A Beautiful mess

I am a beautiful mess, fucked up, fragile, damaged & working my way back to good, who knows if I will get there. Some days I love me & others not so much.

Thursday, August 9, 2012

the bratt

Reading back over blogs IU had writtend just after the D-bomb, so sad and broken. Almost exactly 3 months later and I am pregnant and living alone paying my own bills and lonely as hell. I am currently suffering through a double fuck me ouch of a yeast infection and a bladder infection. I can take AZO so at least the bladder infections symptoms are gone but the burning raw itch of my cooch is driving me fucking nuts!

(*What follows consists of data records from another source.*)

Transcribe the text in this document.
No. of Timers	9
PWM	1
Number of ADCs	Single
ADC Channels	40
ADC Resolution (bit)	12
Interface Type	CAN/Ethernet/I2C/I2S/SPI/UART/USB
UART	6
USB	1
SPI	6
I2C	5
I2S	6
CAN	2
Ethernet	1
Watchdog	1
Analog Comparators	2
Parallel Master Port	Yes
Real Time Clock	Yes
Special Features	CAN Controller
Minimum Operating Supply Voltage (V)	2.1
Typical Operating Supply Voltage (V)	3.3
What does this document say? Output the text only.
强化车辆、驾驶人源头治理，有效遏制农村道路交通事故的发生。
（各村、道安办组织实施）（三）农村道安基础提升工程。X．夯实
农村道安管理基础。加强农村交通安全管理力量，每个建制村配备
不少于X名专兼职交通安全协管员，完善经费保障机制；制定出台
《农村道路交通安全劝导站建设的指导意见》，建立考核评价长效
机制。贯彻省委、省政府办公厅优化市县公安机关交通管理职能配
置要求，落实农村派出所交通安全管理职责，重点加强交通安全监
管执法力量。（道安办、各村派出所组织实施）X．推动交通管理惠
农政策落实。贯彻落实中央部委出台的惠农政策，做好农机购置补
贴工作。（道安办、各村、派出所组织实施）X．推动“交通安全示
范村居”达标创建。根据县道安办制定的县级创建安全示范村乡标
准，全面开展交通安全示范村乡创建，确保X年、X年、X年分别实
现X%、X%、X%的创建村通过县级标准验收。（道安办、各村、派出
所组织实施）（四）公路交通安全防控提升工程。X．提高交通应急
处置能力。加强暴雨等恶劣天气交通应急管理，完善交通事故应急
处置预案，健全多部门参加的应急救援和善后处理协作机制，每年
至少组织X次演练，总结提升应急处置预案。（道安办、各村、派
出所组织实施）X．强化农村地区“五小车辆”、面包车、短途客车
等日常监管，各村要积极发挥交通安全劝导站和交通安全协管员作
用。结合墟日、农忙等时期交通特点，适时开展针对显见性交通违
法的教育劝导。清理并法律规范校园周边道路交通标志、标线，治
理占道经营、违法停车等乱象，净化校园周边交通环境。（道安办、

I didn't sleep well the night before last so last night I took a whole Benadryl and only had to get up 3 times to pee (thank you bay-buh) but Vanessa woke me up this morning at 5:00 when she dropped of her kids (she brings them in and puts them back to bed) so I had awful nightmares all morning long about my arch nemesis a horrible BRAT named Becca and if I didn't need the money I wouldn't be watching. I have watched her since she is 8months old and she is awful, I hate to say it I know I sound awful when I do but she is a brat she cries all the time especially when she doesn't get her way, to the point she pisses herself & pukes, she is 4 years old. she is manipulative & lies and disrespectful {sigh} and incredibly sweet one on one but in a large group like mine she is the biggest fun sucker, she drained my emotional energy daily. Ok, well there is some soul-ugly for ya!. I was just so struck by my dreams of her, same thing telling her over and over again NO and having her not listen and ask again and again.

1 comment:

  1. Don't you just want to take a bristle brush and scratch the heck out of it at those moments?! Torture! I feel you. Did I meet this Becca girl? I don't think anybody has such determination as you to hold on and keep a daycare kiddo like that..I will do everything possible to prevent my children from acting that way! Yikes. Are her parents clueless?